Thanks! I take the point about animals and deception.
Insofar as the pitch for RLHF is “Yes tech companies are going to do this anyway, but if we do it first then we can gain prestige, people will cite us, etc. and so people will turn to us for advice on the subject later, and then we’ll be able to warn them of the dangers” then actually that makes a lot of sense to me, thanks. I still worry that the effect size might be too small to be worth it, but idk.
I don’t think that there are failures that will occur in powerful systems that won’t occur in any intermediate system. However I’m skeptical that the failures that will occur in powerful systems will also occur in today’s systems. I must say I’m super uncertain about all of this and haven’t thought about it very much.
With that preamble aside, here is some wild speculation:
--Current systems (hopefully?) aren’t reasoning strategically about how to achieve goals & then executing on that reasoning. (You can via prompting get GPT-3 to reason strategically about how to achieve goals… but as far as we know it isn’t doing reasoning like that internally when choosing what tokens to output. Hopefully.) So, the classic worry of “the AI will realize that it needs to play nice in training so that it can do a treacherous turn later in deployment” just doesn’t apply to current systems. (Hopefully.) So if we see e.g. our current GPT-3 chatbot being deceptive about a product it is selling, we can happily train it to not do that and probably it’ll just genuinely learn to be more honest. But if it had strategic awareness and goal-directedness, it would instead learn to be less honest; it would learn to conceal its true intentions from its overseers.

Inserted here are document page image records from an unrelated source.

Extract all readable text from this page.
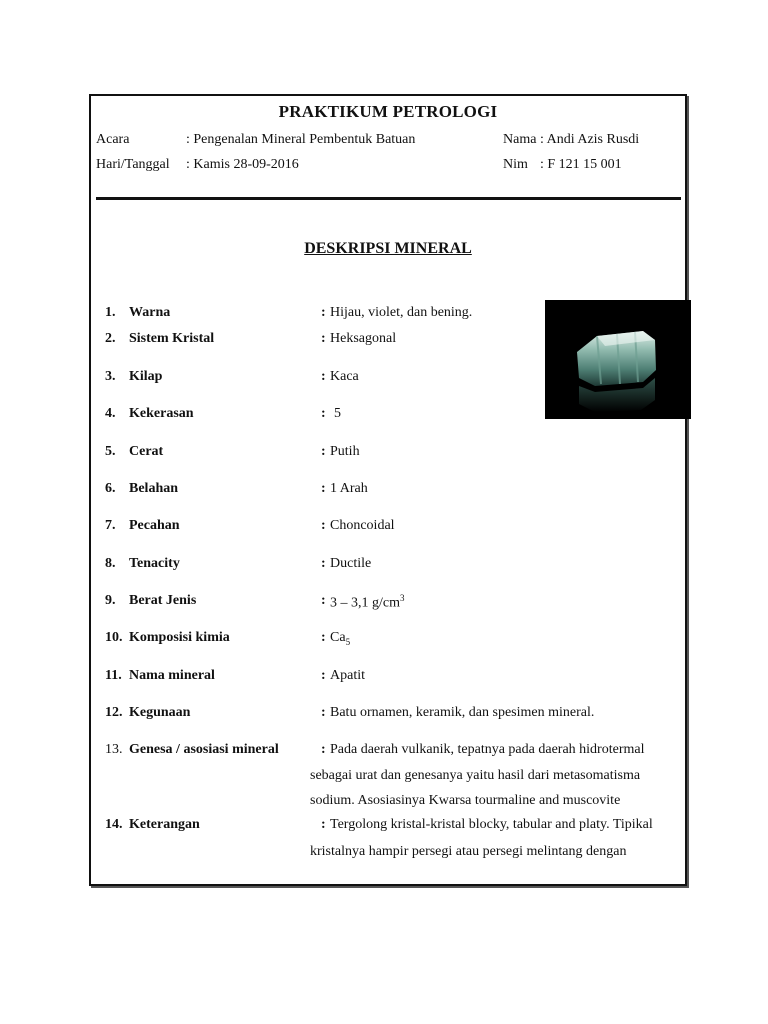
PRAKTIKUM PETROLOGI
Acara	: Pengenalan Mineral Pembentuk Batuan	Nama : Andi Azis Rusdi
Hari/Tanggal : Kamis 28-09-2016	Nim : F 121 15 001
DESKRIPSI MINERAL
1. Warna	: Hijau, violet, dan bening.
2. Sistem Kristal	: Heksagonal
3. Kilap	: Kaca
4. Kekerasan	: 5
5. Cerat	: Putih
6. Belahan	: 1 Arah
7. Pecahan	: Choncoidal
8. Tenacity	: Ductile
9. Berat Jenis	: 3 – 3,1 $g/cm^3$
10. Komposisi kimia	: $Ca_5$
11. Nama mineral	: Apatit
12. Kegunaan	: Batu ornamen, keramik, dan spesimen mineral.
13. Genesa / asosiasi mineral	: Pada daerah vulkanik, tepatnya pada daerah hidrotermal
sebagai urat dan genesanya yaitu hasil dari metasomatisma
sodium. Asosiasinya Kwarsa tourmaline and muscovite
14. Keterangan	: Tergolong kristal-kristal blocky, tabular and platy. Tipikal
kristalnya hampir persegi atau persegi melintang dengan
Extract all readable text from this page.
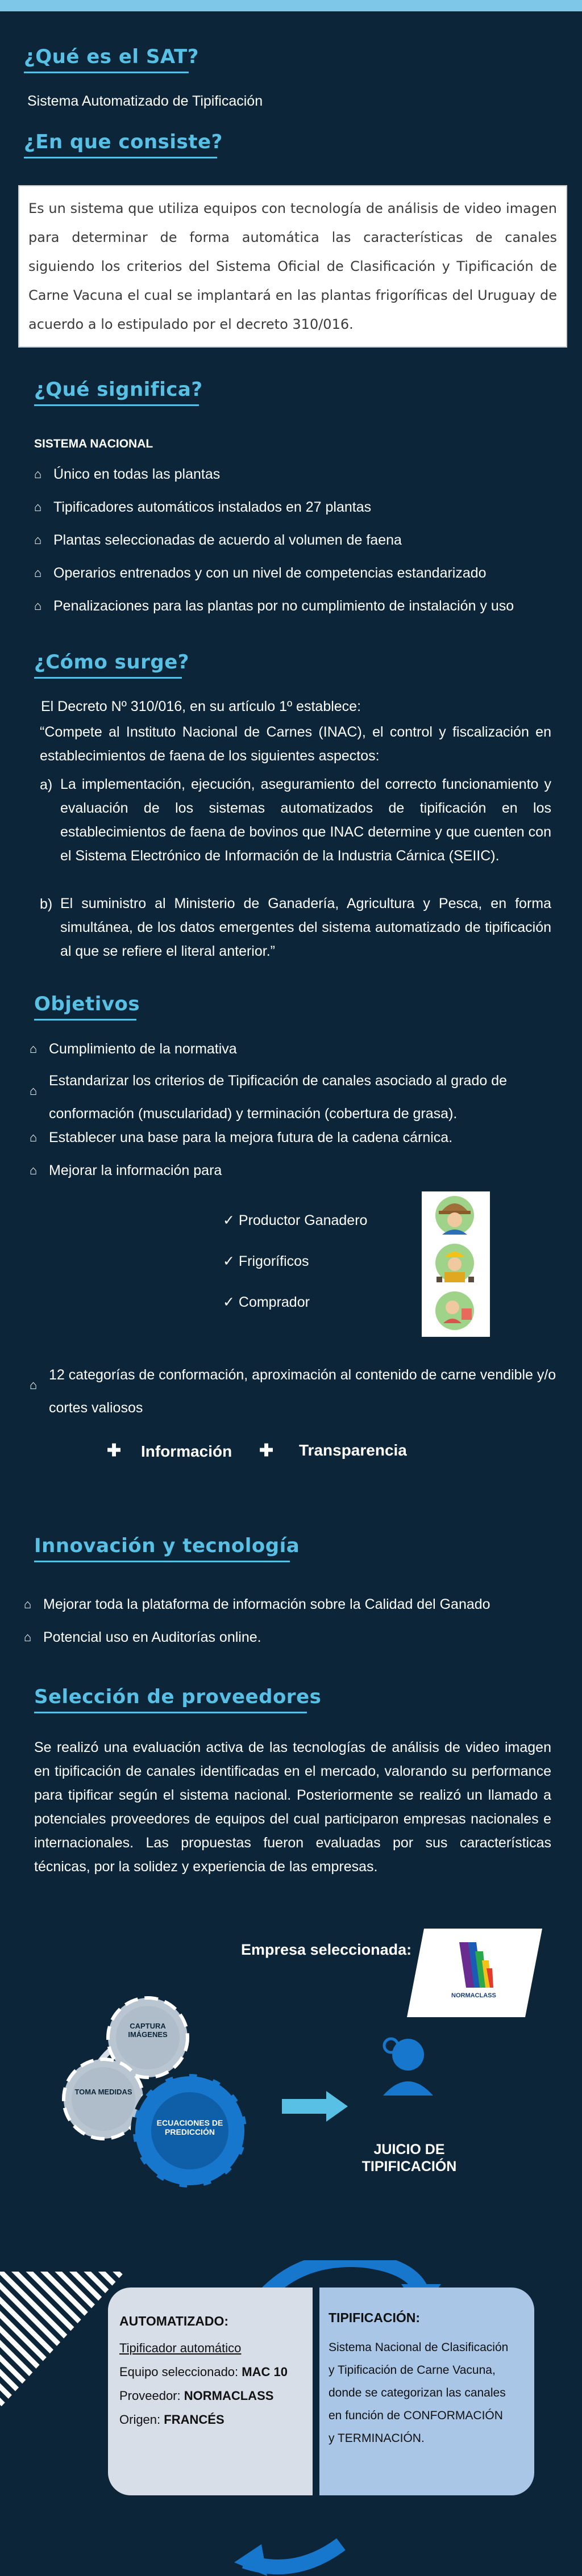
¿Qué es el SAT?
Sistema Automatizado de Tipificación
¿En que consiste?

Es un sistema que utiliza equipos con tecnología de análisis de video imagen para determinar de forma automática las características de canales siguiendo los criterios del Sistema Oficial de Clasificación y Tipificación de Carne Vacuna el cual se implantará en las plantas frigoríficas del Uruguay de acuerdo a lo estipulado por el decreto 310/016.

¿Qué significa?
SISTEMA NACIONAL
⌂ Único en todas las plantas
⌂ Tipificadores automáticos instalados en 27 plantas
⌂ Plantas seleccionadas de acuerdo al volumen de faena
⌂ Operarios entrenados y con un nivel de competencias estandarizado
⌂ Penalizaciones para las plantas por no cumplimiento de instalación y uso
¿Cómo surge?
El Decreto Nº 310/016, en su artículo 1º establece:
“Compete al Instituto Nacional de Carnes (INAC), el control y fiscalización en establecimientos de faena de los siguientes aspectos:
a) La implementación, ejecución, aseguramiento del correcto funcionamiento y evaluación de los sistemas automatizados de tipificación en los establecimientos de faena de bovinos que INAC determine y que cuenten con el Sistema Electrónico de Información de la Industria Cárnica (SEIIC).
b) El suministro al Ministerio de Ganadería, Agricultura y Pesca, en forma simultánea, de los datos emergentes del sistema automatizado de tipificación al que se refiere el literal anterior.”
Objetivos
⌂ Cumplimiento de la normativa
⌂
Estandarizar los criterios de Tipificación de canales asociado al grado de conformación (muscularidad) y terminación (cobertura de grasa).
⌂ Establecer una base para la mejora futura de la cadena cárnica.
⌂ Mejorar la información para
✓ Productor Ganadero
✓ Frigoríficos
✓ Comprador
⌂
12 categorías de conformación, aproximación al contenido de carne vendible y/o cortes valiosos
✚ Información ✚ Transparencia
Innovación y tecnología
⌂ Mejorar toda la plataforma de información sobre la Calidad del Ganado
⌂ Potencial uso en Auditorías online.
Selección de proveedores
Se realizó una evaluación activa de las tecnologías de análisis de video imagen en tipificación de canales identificadas en el mercado, valorando su performance para tipificar según el sistema nacional. Posteriormente se realizó un llamado a potenciales proveedores de equipos del cual participaron empresas nacionales e internacionales. Las propuestas fueron evaluadas por sus características técnicas, por la solidez y experiencia de las empresas.
Empresa seleccionada:
NORMACLASS
CAPTURA IMÁGENES
TOMA MEDIDAS
ECUACIONES DE PREDICCIÓN
JUICIO DE TIPIFICACIÓN
AUTOMATIZADO:
Tipificador automático
Equipo seleccionado: MAC 10
Proveedor: NORMACLASS
Origen: FRANCÉS
TIPIFICACIÓN:
Sistema Nacional de Clasificación y Tipificación de Carne Vacuna, donde se categorizan las canales en función de CONFORMACIÓN y TERMINACIÓN.
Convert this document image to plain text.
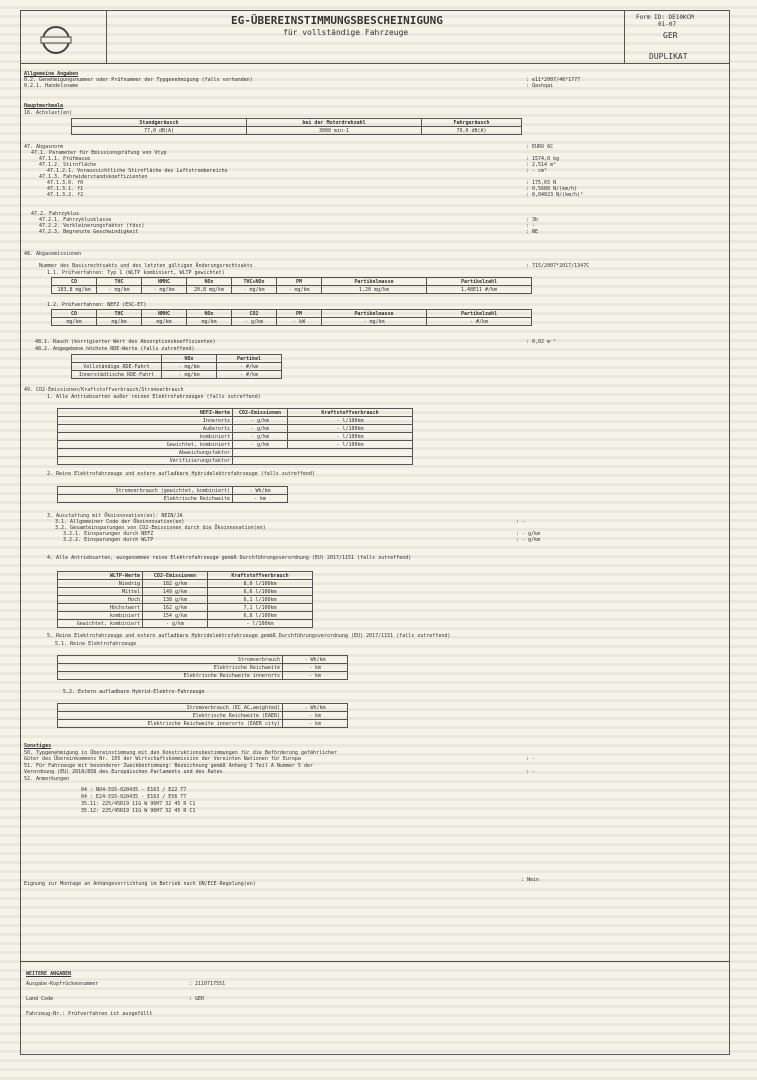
EG-ÜBEREINSTIMMUNGSBESCHEINIGUNG
für vollständige Fahrzeuge
Form ID: DE10KCM
01-07
GER
DUPLIKAT
Allgemeine Angaben
0.2. Genehmigungsnummer oder Prüfnummer der Typgenehmigung (falls vorhanden)	: e11*2007/46*1777
0.2.1. Handelsname	: Qashqai
Hauptmerkmale
16. Achslast(en)
Standgeräusch	bei der Motordrehzahl	Fahrgeräusch
77,0 dB(A)	3000 min-1	70,0 dB(A)
47. Abgasnorm	: EURO 6C
47.1. Parameter für Emissionsprüfung von Vtyp
47.1.1. Prüfmasse	: 1574,0 kg
47.1.2. Stirnfläche	: 2,514 m²
47.1.2.1. Voraussichtliche Stirnfläche des Luftstrombereichs	: - cm²
47.1.3. Fahrwiderstandskoeffizienten
47.1.3.0. f0	: 175,65 N
47.1.3.1. f1	: 0,5680 N/(km/h)
47.1.3.2. f2	: 0,04023 N/(km/h)²
47.2. Fahrzyklus
47.2.1. Fahrzyklusklasse	: 3b
47.2.2. Verkleinerungsfaktor (fdsc)	: -
47.2.3. Begrenzte Geschwindigkeit	: NE
48. Abgasemissionen
Nummer des Basisrechtsakts und des letzten gültigen Änderungsrechtsakts	: 715/2007*2017/1347C
1.1. Prüfverfahren: Typ 1 (WLTP kombiniert, WLTP gewichtet)
CO	THC	NMHC	NOx	THC+NOx	PM	Partikelmasse	Partikelzahl
183,8 mg/km	- mg/km	- mg/km	20,8 mg/km	- mg/km	- mg/km	1,20 mg/km	1,48E11 #/km
1.2. Prüfverfahren: NEFZ (ESC-ET)
CO	THC	NMHC	NOx	CO2	PM	Partikelmasse	Partikelzahl
mg/km	mg/km	mg/km	mg/km	- g/km	- kW	- mg/km	- #/km
48.1. Rauch (korrigierter Wert des Absorptionskoeffizienten)	: 0,02 m⁻¹
48.2. Angegebene höchste RDE-Werte (falls zutreffend)
	NOx	Partikel
Vollständige RDE-Fahrt	- mg/km	- #/km
Innerstädtische RDE-Fahrt	- mg/km	- #/km
49. CO2-Emissionen/Kraftstoffverbrauch/Stromverbrauch
1. Alle Antriebsarten außer reinen Elektrofahrzeugen (falls zutreffend)
NEFZ-Werte	CO2-Emissionen	Kraftstoffverbrauch
Innerorts	- g/km	- l/100km
Außerorts	- g/km	- l/100km
kombiniert	- g/km	- l/100km
Gewichtet, kombiniert	- g/km	- l/100km
Abweichungsfaktor		
Verifizierungsfaktor		
2. Reine Elektrofahrzeuge und extern aufladbare Hybridelektrofahrzeuge (falls zutreffend)
Stromverbrauch (gewichtet, kombiniert)	- Wh/km
Elektrische Reichweite	- km
3. Ausstattung mit Ökoinnovation(en): NEIN/JA
3.1. Allgemeiner Code der Ökoinnovation(en)	: -
3.2. Gesamteinsparungen von CO2-Emissionen durch die Ökoinnovation(en)
3.2.1. Einsparungen durch NEFZ	: - g/km
3.2.2. Einsparungen durch WLTP	: - g/km
4. Alle Antriebsarten, ausgenommen reine Elektrofahrzeuge gemäß Durchführungsverordnung (EU) 2017/1151 (falls zutreffend)
WLTP-Werte	CO2-Emissionen	Kraftstoffverbrauch
Niedrig	182 g/km	8,0 l/100km
Mittel	149 g/km	6,6 l/100km
Hoch	138 g/km	6,1 l/100km
Höchstwert	162 g/km	7,1 l/100km
kombiniert	154 g/km	6,8 l/100km
Gewichtet, kombiniert	- g/km	- l/100km
5. Reine Elektrofahrzeuge und extern aufladbare Hybridelektrofahrzeuge gemäß Durchführungsverordnung (EU) 2017/1151 (falls zutreffend)
5.1. Reine Elektrofahrzeuge
Stromverbrauch	- Wh/km
Elektrische Reichweite	- km
Elektrische Reichweite innerorts	- km
5.2. Extern aufladbare Hybrid-Elektro-Fahrzeuge
Stromverbrauch (EC_AC,weighted)	- Wh/km
Elektrische Reichweite (EAER)	- km
Elektrische Reichweite innerorts (EAER city)	- km
Sonstiges
50. Typgenehmigung in Übereinstimmung mit den Konstruktionsbestimmungen für die Beförderung gefährlicher
Güter des Übereinkommens Nr. 105 der Wirtschaftskommission der Vereinten Nationen für Europa	: -
51. Für Fahrzeuge mit besonderer Zweckbestimmung: Bezeichnung gemäß Anhang I Teil A Nummer 5 der
Verordnung (EU) 2018/858 des Europäischen Parlaments und des Rates	: -
52. Anmerkungen
04 : NO4-5S5-020435 - E163 / E22 T7
04 : E24-5S5-020435 - E163 / E56 T7
35.11: 225/45R19 11G W 96H7 32 45 R C1
35.12: 225/45R19 11G W 96H7 32 45 R C1
Eignung zur Montage an Anhängevorrichtung im Betrieb nach UN/ECE-Regelung(en)
: Nein
WEITERE ANGABEN
Ausgabe-Kopfrückennummer	: 2110717551
Land Code	: GER
Fahrzeug-Nr.: Prüfverfahren ist ausgefüllt
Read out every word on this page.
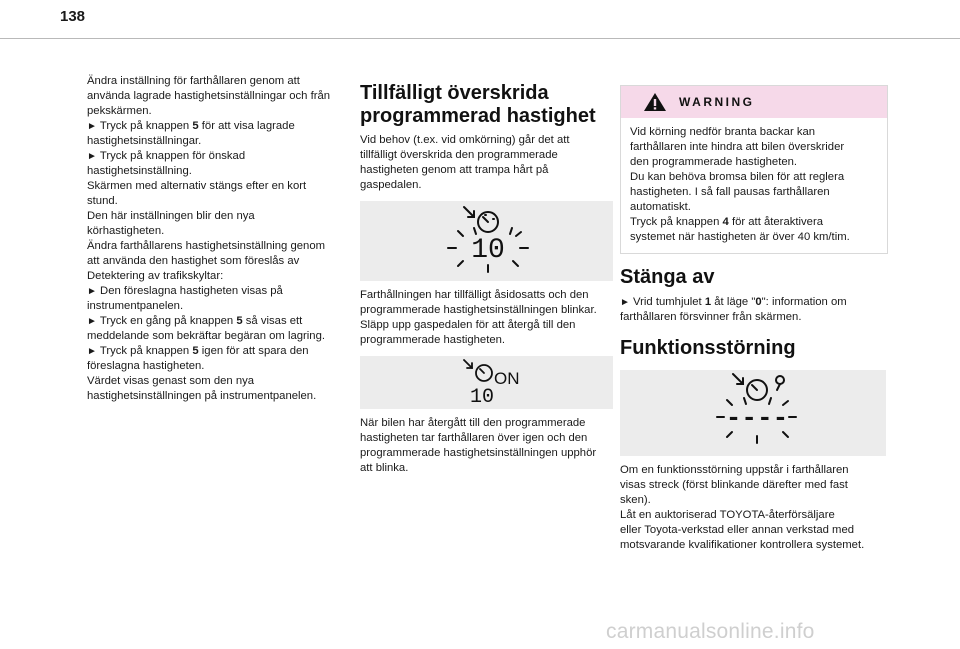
138
Ändra inställning för farthållaren genom att
använda lagrade hastighetsinställningar och från
pekskärmen.
► Tryck på knappen 5 för att visa lagrade
hastighetsinställningar.
► Tryck på knappen för önskad
hastighetsinställning.
Skärmen med alternativ stängs efter en kort
stund.
Den här inställningen blir den nya
körhastigheten.
Ändra farthållarens hastighetsinställning genom
att använda den hastighet som föreslås av
Detektering av trafikskyltar:
► Den föreslagna hastigheten visas på
instrumentpanelen.
► Tryck en gång på knappen 5 så visas ett
meddelande som bekräftar begäran om lagring.
► Tryck på knappen 5 igen för att spara den
föreslagna hastigheten.
Värdet visas genast som den nya
hastighetsinställningen på instrumentpanelen.
Tillfälligt överskrida
programmerad hastighet

Vid behov (t.ex. vid omkörning) går det att
tillfälligt överskrida den programmerade
hastigheten genom att trampa hårt på
gaspedalen.

10

Farthållningen har tillfälligt åsidosatts och den
programmerade hastighetsinställningen blinkar.
Släpp upp gaspedalen för att återgå till den
programmerade hastigheten.

ON
10

När bilen har återgått till den programmerade
hastigheten tar farthållaren över igen och den
programmerade hastighetsinställningen upphör
att blinka.

WARNING
Vid körning nedför branta backar kan
farthållaren inte hindra att bilen överskrider
den programmerade hastigheten.
Du kan behöva bromsa bilen för att reglera
hastigheten. I så fall pausas farthållaren
automatiskt.
Tryck på knappen 4 för att återaktivera
systemet när hastigheten är över 40 km/tim.
Stänga av

► Vrid tumhjulet 1 åt läge "0": information om
farthållaren försvinner från skärmen.

Funktionsstörning
----

Om en funktionsstörning uppstår i farthållaren
visas streck (först blinkande därefter med fast
sken).
Låt en auktoriserad TOYOTA-återförsäljare
eller Toyota-verkstad eller annan verkstad med
motsvarande kvalifikationer kontrollera systemet.

carmanualsonline.info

--As humans grow up and learn more and (in some cases) do philosophy they undergo major shifts in how they view the world. This often causes them to change their minds about things they previously learned. For example, maybe at some point they learned to go to church because that’s what good people do because that’s what God says; later on they stop believing in God and stop going to church. And then later still they do some philosophy and adopt some weird ethical theory like utilitarianism and their behavior changes accordingly. Well, what if AIs undergo similar ontological shifts as they get smarter? Then maybe the stuff that works at one level of intelligence will stop working at another. (e.g. telling a kid that God is watching them and He says they should go to church stops working. Later when they become a utilitarian, telling them that killing civilians is murder and murder is wrong stops working too (if they are in a circumstance where the utilitarian calculus says civilian casualties are worth it for the greater good)).
I agree that “concealing intentions from overseers” might be a fairly late-game property, but it’s not totally obvious to me that it doesn’t become a problem sooner. If a chatbot realizes it’s dealing with a disagreeable person and therefore that it’s more likely to be inspected, and thus hews closer to what it thinks the true objective might be, the difference in behaviors should be pretty noticeable.
Re: ontology mismatch, this seems super likely to happen at lower levels of intelligence. E.g. I’d bet this even sometimes occurs in today’s model-based RL, as it’s trained for long enough that its world model changes. If we don’t come up with strategies for dealing with this dynamically, we aren’t going to be able to build anything with a world model that improves over time. Maybe that only happens too close to FOOM, but if you believe in a gradual-ish takeoff it seems plausible to have vanilla model-based RL work decently well before.